Pendant 4 ans, des chercheurs de l’Université des sciences médicales de Nagoya, se sont intéressés au statut tabagique et à la pratique sportive de 750 Japonais en bonne santé. La conclusion est sans appel. Les fumeurs font systématiquement moins d’exercice physique que les non-fumeurs.
Certes à l’arrêt du tabac, les anciens accrocs à la nicotine augmentent leur niveau d’activité. Mais dès qu’ils replongent, ils retombent aussi dans leurs mauvaises habitudes. A croire que la cigarette annihile toute volonté de bouger. Trois à quatre ans après avoir repris le tabac, leur niveau d’activité physique rejoint celui d’un fumeur régulier qui n’a jamais renoncé à la cigarette.
C’est d’autant plus inquiétant que l’exercice physique prévient notamment le surpoids, l’hypertension artérielle et l’hypercholestérolémie. C’est dire par conséquent, si les fumeurs multiplient leurs facteurs de risque…
En plus de ses innombrables effets délétères sur la santé, le tabagisme perturbe le sommeil, et ses victimes dorment moins, et moins bien, que les non-fumeurs. En cause, le syndrome de manque en nicotine provoqué par leur abstinence nocturne.
Les troubles de l’endormissement et du sommeil profond sont ainsi quatre fois plus fréquents chez les fumeurs. Une équipe américaine a comparé le sommeil de 40 fumeurs et de 40 non-fumeurs, tous en bonne santé et dont aucun ne prenait de somnifères.
La plupart des travaux menés dans ce domaine reposaient jusqu’à présent sur le recueil de données subjectives : « j’ai bien ou mal dormi »… Ce travail au contraire, est basé sur l’analyse des tracés polysomnographiques des patients. Leurs rythmes cardiaques et respiratoires ont été recueillis en continu durant la nuit, pour analyser les différentes phases de sommeil.

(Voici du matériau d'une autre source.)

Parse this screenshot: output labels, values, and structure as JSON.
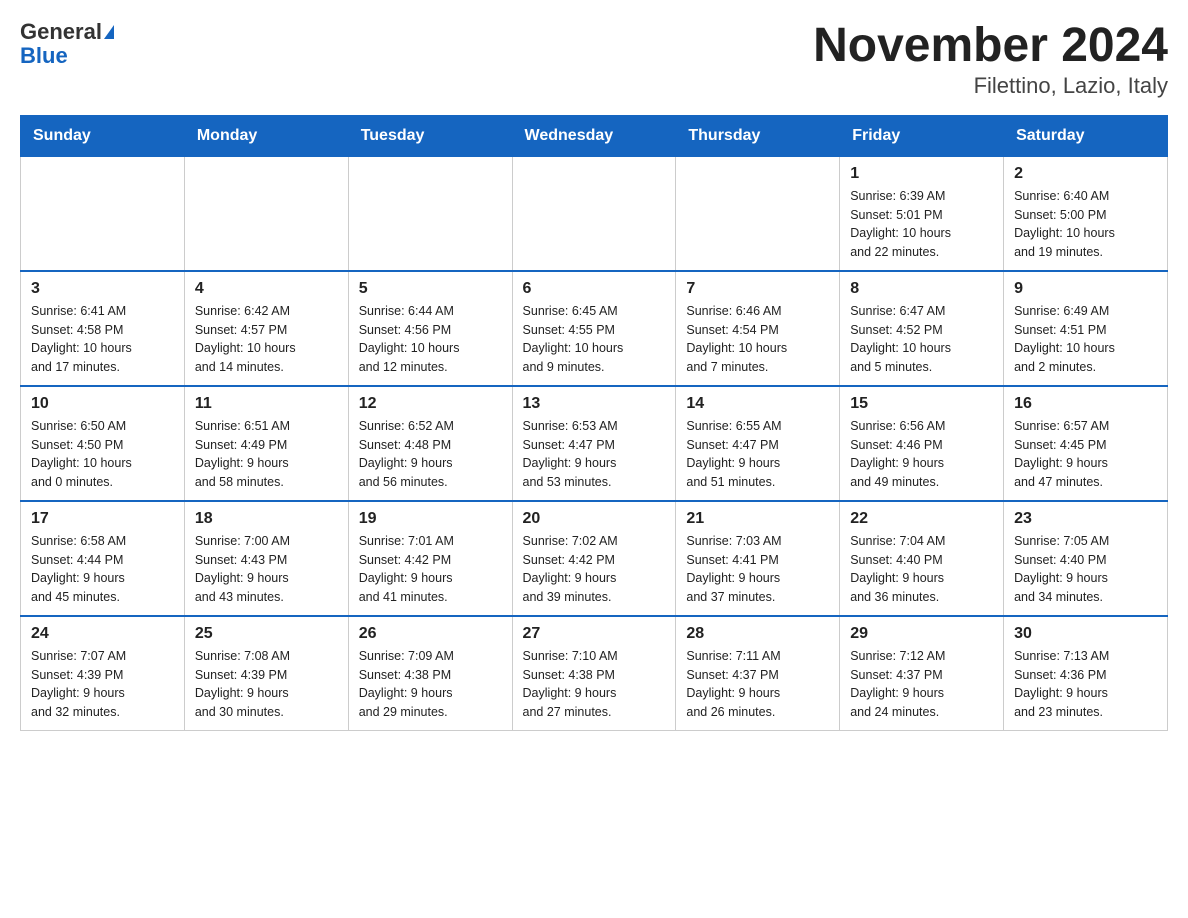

A partir de ces critères scientifiques et rigoureusement objectifs, l’auteur a déterminé que les troubles les plus fréquemment observés chez les fumeurs surviennent au début de la nuit. La nicotine inhalée en fin de journée exerce d’abord son effet excitant, ce qui explique pourquoi les fumeurs ont tant de mal à s’endormir .
Plus tard dans la nuit, c’est au contraire le manque de nicotine qui pose un problème aux fumeurs. Les phases de sommeil profond notamment, sont raccourcies par rapport à celles des non-fumeurs. Ces résultats sont autant d’arguments supplémentaires pour abandonner le tabac… et surtout pour ne jamais tomber dans le piège de la première cigarette.